Le défi est aussi important que la consigne est simple : « Tenir le plus longtemps possible – 12 heures – à la vitesse maximum ! ».

Le planning prévoit de rouler de 7h15 à 19h15. Tacheny et Milhoux se relaieront à la vitesse de l’usure des pneus, on pense que ce sera toutes les 2 heures. Le chronométrage est prêt. Le plein est fait. C’est parti !

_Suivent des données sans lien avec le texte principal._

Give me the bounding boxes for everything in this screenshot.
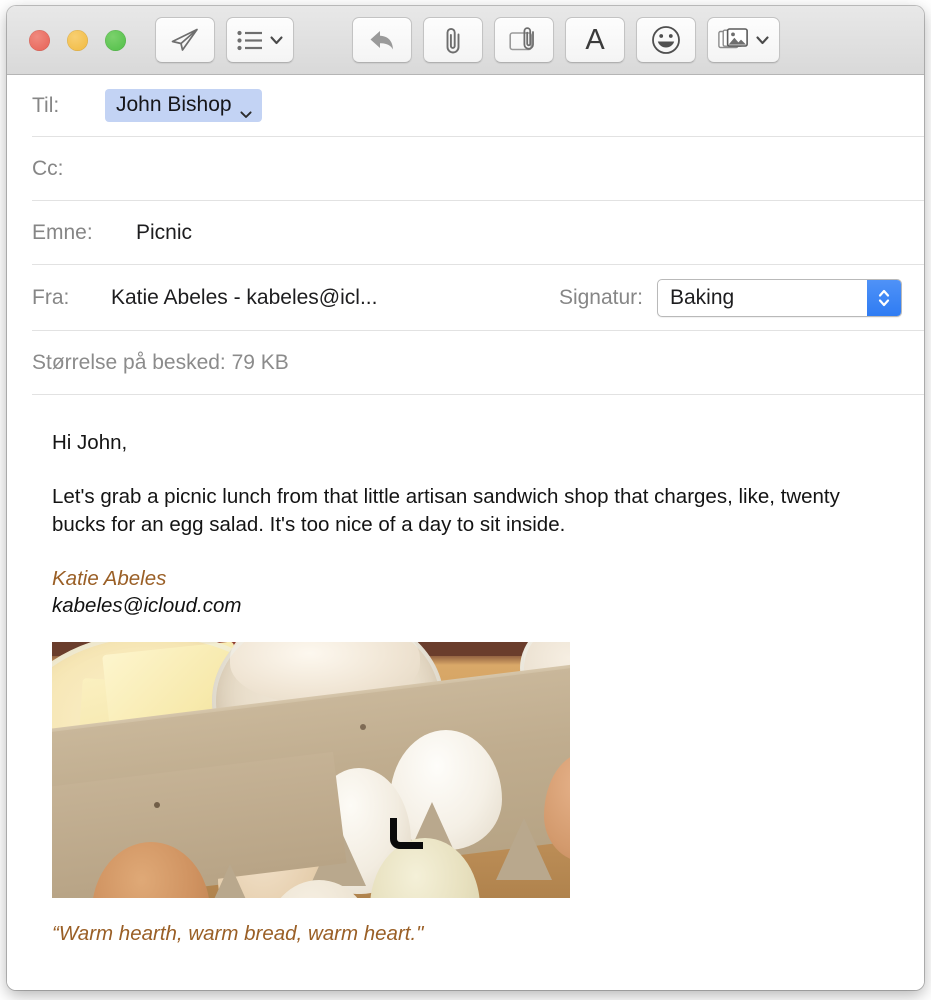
from-label: Fra: <box>32 285 70 309</box>
signature-control: Signatur: Baking <box>558 278 902 317</box>
send-button[interactable] <box>155 17 215 63</box>
paperclip-icon <box>442 26 464 55</box>
body-greeting: Hi John, <box>52 431 128 454</box>
reply-arrow-icon <box>367 28 397 53</box>
message-body[interactable]: Hi John, Let's grab a picnic lunch from … <box>7 395 924 990</box>
minimize-button[interactable] <box>67 29 88 51</box>
subject-input[interactable]: Picnic <box>136 221 192 245</box>
chevron-down-icon <box>756 35 769 45</box>
markup-attachment-button[interactable] <box>494 17 554 63</box>
attach-button[interactable] <box>423 17 483 63</box>
mail-compose-window: A Til: John Bishop Cc: Emne: Picnic Fra:… <box>7 6 924 990</box>
chevron-down-icon <box>270 35 283 45</box>
cc-field-row[interactable]: Cc: <box>32 137 924 201</box>
letter-a-icon: A <box>585 23 605 56</box>
recipient-token-label: John Bishop <box>116 93 232 116</box>
format-font-button[interactable]: A <box>565 17 625 63</box>
from-field-row[interactable]: Fra: Katie Abeles - kabeles@icl... Signa… <box>32 265 924 331</box>
email-signature-block: Katie Abeles kabeles@icloud.com <box>52 565 899 620</box>
recipient-token-john-bishop[interactable]: John Bishop <box>105 89 262 122</box>
subject-label: Emne: <box>32 220 93 244</box>
paper-plane-icon <box>170 27 200 53</box>
from-account-value[interactable]: Katie Abeles - kabeles@icl... <box>111 286 377 310</box>
to-field-row[interactable]: Til: John Bishop <box>32 75 924 137</box>
message-size-row: Størrelse på besked: 79 KB <box>32 331 924 395</box>
signature-popup-button[interactable]: Baking <box>657 278 902 317</box>
card-paperclip-icon <box>508 27 540 53</box>
toolbar-group-actions: A <box>352 17 780 63</box>
photos-stack-icon <box>718 27 749 53</box>
to-label: Til: <box>32 93 60 117</box>
cc-label: Cc: <box>32 156 64 180</box>
emoji-button[interactable] <box>636 17 696 63</box>
header-fields-button[interactable] <box>226 17 294 63</box>
close-button[interactable] <box>29 29 50 51</box>
smiley-face-icon <box>651 25 681 55</box>
list-bullets-icon <box>237 30 263 51</box>
compose-headers: Til: John Bishop Cc: Emne: Picnic Fra: K… <box>7 75 924 395</box>
toolbar-group-send <box>155 17 294 63</box>
chevron-down-icon[interactable] <box>240 101 252 118</box>
reply-button[interactable] <box>352 17 412 63</box>
subject-field-row[interactable]: Emne: Picnic <box>32 201 924 265</box>
signature-photo[interactable] <box>52 642 570 899</box>
signature-selected-value: Baking <box>670 285 735 309</box>
signature-quote: “Warm hearth, warm bread, warm heart." <box>52 922 424 946</box>
zoom-button[interactable] <box>105 29 126 51</box>
message-size-label: Størrelse på besked: 79 KB <box>32 350 289 374</box>
body-paragraph: Let's grab a picnic lunch from that litt… <box>52 485 840 536</box>
toolbar: A <box>7 6 924 75</box>
photo-browser-button[interactable] <box>707 17 780 63</box>
window-controls <box>29 29 126 51</box>
signature-label: Signatur: <box>558 285 643 309</box>
chevron-updown-icon[interactable] <box>867 279 901 316</box>
signature-name: Katie Abeles <box>52 566 167 590</box>
signature-email: kabeles@icloud.com <box>52 594 242 618</box>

Le temps est frais, mais les deux hommes sont déterminés. Ils ont confiance... A 7 h 1/4 du matin, Milhoux lance la 350... Deux heures plus tard, le corps figé d’être resté cramponné en position couchée dans le froid glacial du petit matin, il rentre au stand pour le relais, mais les pneus doivent déjà être remplacés. Les changements de roues se font en un éclair pen­dant que Van Hout surveille attentivement le remplissage du réservoir. Tacheny repart pen­dant que Milhoux dit que la moto prend bien ses tours jusqu'en 8e, soit plus de 200 km/h.
Ainsi, les pilotes se relayent au rythme de l'usure des pneus jusqu'à la tombée du jour vers 17 heures. Avant de laisser repartir Milhoux, on monte dare dare un phare raccordé à une batterie. Deux tours après son départ, Mil­houx passe sans lumière : une des cosses de la batterie n'a pas résisté aux terribles vibrations du moteur surpuissant. Le circuit est heureu­sement bordé de balises au pétrole mais les trajectoires sont cependant difficiles à retrou­ver.

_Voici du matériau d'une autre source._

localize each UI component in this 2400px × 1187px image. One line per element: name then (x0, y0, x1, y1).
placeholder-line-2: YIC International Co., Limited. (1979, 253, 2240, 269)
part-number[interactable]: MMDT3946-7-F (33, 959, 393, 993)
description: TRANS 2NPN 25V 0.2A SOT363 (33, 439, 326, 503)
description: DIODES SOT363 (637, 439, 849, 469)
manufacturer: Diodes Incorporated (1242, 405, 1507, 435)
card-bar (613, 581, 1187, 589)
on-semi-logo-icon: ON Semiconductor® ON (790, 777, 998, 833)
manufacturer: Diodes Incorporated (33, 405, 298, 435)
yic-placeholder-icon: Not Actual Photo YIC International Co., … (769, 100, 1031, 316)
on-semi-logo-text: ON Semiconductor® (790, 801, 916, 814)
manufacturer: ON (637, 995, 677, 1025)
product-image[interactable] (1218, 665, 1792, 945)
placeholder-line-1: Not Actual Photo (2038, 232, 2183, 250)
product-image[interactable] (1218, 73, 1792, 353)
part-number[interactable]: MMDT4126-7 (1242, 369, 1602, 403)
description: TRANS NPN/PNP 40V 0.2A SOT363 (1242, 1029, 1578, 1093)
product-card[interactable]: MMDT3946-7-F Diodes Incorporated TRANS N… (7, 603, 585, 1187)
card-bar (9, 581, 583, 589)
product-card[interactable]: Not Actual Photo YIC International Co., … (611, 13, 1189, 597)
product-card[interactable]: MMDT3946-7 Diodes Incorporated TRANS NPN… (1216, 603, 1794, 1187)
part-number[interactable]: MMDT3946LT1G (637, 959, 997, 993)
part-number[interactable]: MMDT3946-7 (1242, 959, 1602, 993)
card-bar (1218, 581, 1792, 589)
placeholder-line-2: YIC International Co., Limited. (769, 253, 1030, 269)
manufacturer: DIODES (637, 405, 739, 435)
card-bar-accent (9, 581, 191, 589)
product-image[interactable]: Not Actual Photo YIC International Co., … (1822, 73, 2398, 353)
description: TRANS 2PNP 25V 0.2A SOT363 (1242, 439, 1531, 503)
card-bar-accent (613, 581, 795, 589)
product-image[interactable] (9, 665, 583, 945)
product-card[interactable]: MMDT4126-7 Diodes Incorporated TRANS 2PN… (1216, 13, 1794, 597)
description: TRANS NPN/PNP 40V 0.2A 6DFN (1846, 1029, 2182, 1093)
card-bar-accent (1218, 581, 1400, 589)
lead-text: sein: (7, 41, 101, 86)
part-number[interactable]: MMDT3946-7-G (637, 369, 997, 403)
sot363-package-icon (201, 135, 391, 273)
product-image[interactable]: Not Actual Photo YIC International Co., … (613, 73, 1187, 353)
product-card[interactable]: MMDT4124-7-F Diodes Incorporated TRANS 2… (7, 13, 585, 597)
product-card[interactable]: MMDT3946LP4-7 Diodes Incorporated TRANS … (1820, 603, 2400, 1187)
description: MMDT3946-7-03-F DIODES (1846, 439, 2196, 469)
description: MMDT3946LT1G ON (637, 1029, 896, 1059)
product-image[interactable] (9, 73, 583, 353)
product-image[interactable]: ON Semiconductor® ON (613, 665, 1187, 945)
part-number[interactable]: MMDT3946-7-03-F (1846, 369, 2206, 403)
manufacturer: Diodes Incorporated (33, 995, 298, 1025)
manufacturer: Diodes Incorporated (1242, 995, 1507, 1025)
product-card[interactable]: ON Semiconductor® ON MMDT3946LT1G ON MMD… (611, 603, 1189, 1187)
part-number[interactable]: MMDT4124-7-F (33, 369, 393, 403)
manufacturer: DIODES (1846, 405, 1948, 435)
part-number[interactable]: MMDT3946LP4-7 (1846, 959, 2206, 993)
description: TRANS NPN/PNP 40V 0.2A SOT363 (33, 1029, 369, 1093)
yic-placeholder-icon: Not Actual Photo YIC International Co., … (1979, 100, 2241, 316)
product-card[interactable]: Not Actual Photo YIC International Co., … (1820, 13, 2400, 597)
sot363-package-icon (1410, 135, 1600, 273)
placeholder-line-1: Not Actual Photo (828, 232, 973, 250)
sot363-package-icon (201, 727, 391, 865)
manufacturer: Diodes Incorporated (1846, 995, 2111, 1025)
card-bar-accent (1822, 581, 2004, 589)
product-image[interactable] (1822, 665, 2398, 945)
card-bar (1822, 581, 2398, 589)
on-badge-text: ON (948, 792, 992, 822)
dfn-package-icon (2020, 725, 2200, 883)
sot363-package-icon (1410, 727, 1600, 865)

A 6 heures, c'est un Milhoux complète­ment engourdi par la fatigue et le froid qui rentre au stand. Ses lunettes et le devant de son overall sont ensanglantés...

Tout le monde s'interroge mais on ne s'interrompt pas et Tacheny reprend le départ pour le dernier relais sans explication. Après quelques tours, ses lunettes deviennent de plus en plus opaques ce qui, ajouté à l'obscurité, ne facilite pas les choses!
Bien qu'inquiet Tacheny augmente l'allure comme l'y invite l'ingénieur Van Hout. Il s'agit de finir en beauté.

Lorsqu'à 19h15 précises, Tacheny rentre au stand, son pneu arrière est usé jusqu'à la corde. On distingue même la chambre à air au travers des fils.

Le sang ? Tacheny en était aussi couvert et il provenait d'un gros lièvre que Milhoux avait décapité lors d'un de ses passages dans le bois... La bête avait perdu tout son sang juste dans la trajectoire des deux pilotes.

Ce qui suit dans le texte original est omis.